Son solo un par de estúpidos tratando de buscar una solución a una cuestión que les viene grande.

Podría entrar y reventar la reunión con mi presencia, pero prefiero permanecer aquí, escondido en un portal, protegido de la lluvia. Viendo cómo se sientan en la mesa dispuestos a disfrutar de una magnifica velada, ajenos a que les estoy observando.

El primero en llegar fue el amor. Entró acompañado del afecto, de la complicidad, la bondad, la compasión. Demasiado almibarado para mi gusto. Todos ellos no son más que una panda de sensibleros idiotas que no llegarán muy lejos en la vida.

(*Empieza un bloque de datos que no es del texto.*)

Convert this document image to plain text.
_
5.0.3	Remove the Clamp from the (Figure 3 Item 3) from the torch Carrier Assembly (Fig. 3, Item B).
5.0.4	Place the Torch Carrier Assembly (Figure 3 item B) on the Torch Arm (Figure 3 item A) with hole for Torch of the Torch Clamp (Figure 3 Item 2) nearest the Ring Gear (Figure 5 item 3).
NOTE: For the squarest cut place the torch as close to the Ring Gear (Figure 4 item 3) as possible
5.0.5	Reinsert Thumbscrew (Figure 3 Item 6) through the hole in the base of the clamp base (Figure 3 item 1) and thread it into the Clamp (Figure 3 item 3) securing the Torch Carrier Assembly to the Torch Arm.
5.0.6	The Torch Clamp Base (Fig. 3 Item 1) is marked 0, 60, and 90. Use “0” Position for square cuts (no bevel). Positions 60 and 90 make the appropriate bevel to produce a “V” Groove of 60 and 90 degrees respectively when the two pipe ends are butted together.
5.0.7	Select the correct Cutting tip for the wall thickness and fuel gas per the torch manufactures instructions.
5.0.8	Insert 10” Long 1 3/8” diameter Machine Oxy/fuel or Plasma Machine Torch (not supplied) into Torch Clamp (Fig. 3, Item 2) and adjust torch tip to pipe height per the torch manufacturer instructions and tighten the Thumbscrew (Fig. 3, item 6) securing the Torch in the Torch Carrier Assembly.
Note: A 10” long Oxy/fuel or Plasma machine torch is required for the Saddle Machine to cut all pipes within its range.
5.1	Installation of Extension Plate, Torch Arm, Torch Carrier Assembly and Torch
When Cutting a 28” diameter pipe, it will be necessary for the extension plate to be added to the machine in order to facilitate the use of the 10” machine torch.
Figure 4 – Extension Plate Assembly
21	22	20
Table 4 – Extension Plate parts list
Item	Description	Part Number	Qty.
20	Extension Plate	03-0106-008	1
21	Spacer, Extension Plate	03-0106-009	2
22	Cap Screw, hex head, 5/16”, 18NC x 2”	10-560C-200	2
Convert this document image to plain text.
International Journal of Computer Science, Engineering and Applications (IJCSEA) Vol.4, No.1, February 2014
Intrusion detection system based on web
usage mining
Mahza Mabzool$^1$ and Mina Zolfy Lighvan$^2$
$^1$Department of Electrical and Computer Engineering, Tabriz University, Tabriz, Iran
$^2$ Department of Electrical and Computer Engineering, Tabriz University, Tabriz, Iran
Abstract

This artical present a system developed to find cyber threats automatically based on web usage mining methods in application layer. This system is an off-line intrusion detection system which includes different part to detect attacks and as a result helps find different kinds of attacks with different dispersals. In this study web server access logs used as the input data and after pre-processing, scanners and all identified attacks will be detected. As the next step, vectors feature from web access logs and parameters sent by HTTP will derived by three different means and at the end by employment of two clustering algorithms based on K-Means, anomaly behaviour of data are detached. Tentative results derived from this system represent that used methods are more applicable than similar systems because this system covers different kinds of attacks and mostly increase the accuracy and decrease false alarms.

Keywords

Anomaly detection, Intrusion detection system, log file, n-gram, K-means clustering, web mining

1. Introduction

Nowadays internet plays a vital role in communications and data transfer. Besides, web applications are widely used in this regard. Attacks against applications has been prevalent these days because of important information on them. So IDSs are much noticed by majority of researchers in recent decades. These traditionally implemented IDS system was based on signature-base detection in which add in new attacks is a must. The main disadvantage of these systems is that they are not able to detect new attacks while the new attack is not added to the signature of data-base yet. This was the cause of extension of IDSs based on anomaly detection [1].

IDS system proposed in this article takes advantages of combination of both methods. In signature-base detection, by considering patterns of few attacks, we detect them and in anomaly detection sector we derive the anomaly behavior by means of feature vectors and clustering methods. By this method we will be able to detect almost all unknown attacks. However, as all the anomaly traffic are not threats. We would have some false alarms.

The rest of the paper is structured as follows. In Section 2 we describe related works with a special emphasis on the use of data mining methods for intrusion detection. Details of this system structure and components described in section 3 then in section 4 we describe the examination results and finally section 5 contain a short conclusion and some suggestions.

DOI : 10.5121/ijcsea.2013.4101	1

Hace un par de minutos llegó la razón flanqueada por su séquito de guardaespaldas entre los que se encontraban la objetividad, la coherencia, el entendimiento, el juicio, la deducción, la certeza y la contradicción. Un equipo de imbéciles que jamás lograrán propósito alguno ni juntos ni por separado.

La reunión es porque deben debatir sobre un desacuerdo importante surgido entre Eros y Logos. Un problema que no se resuelve como ellos pretenden.

La lluvia cae intensamente. Decido irme a casa, es absurdo por mi parte estar aquí observando un fracaso tan estrepitoso como éste.

Si hubieran contado conmigo todo sería más fácil, pero no lo han hecho y así les va a ir.

¿Qué quién soy para creerme imprescindible para resolver la contienda en la que se hallan inmersos? Orgullo me llaman, y en cuestiones del corazón el único que tiene el poder soy yo.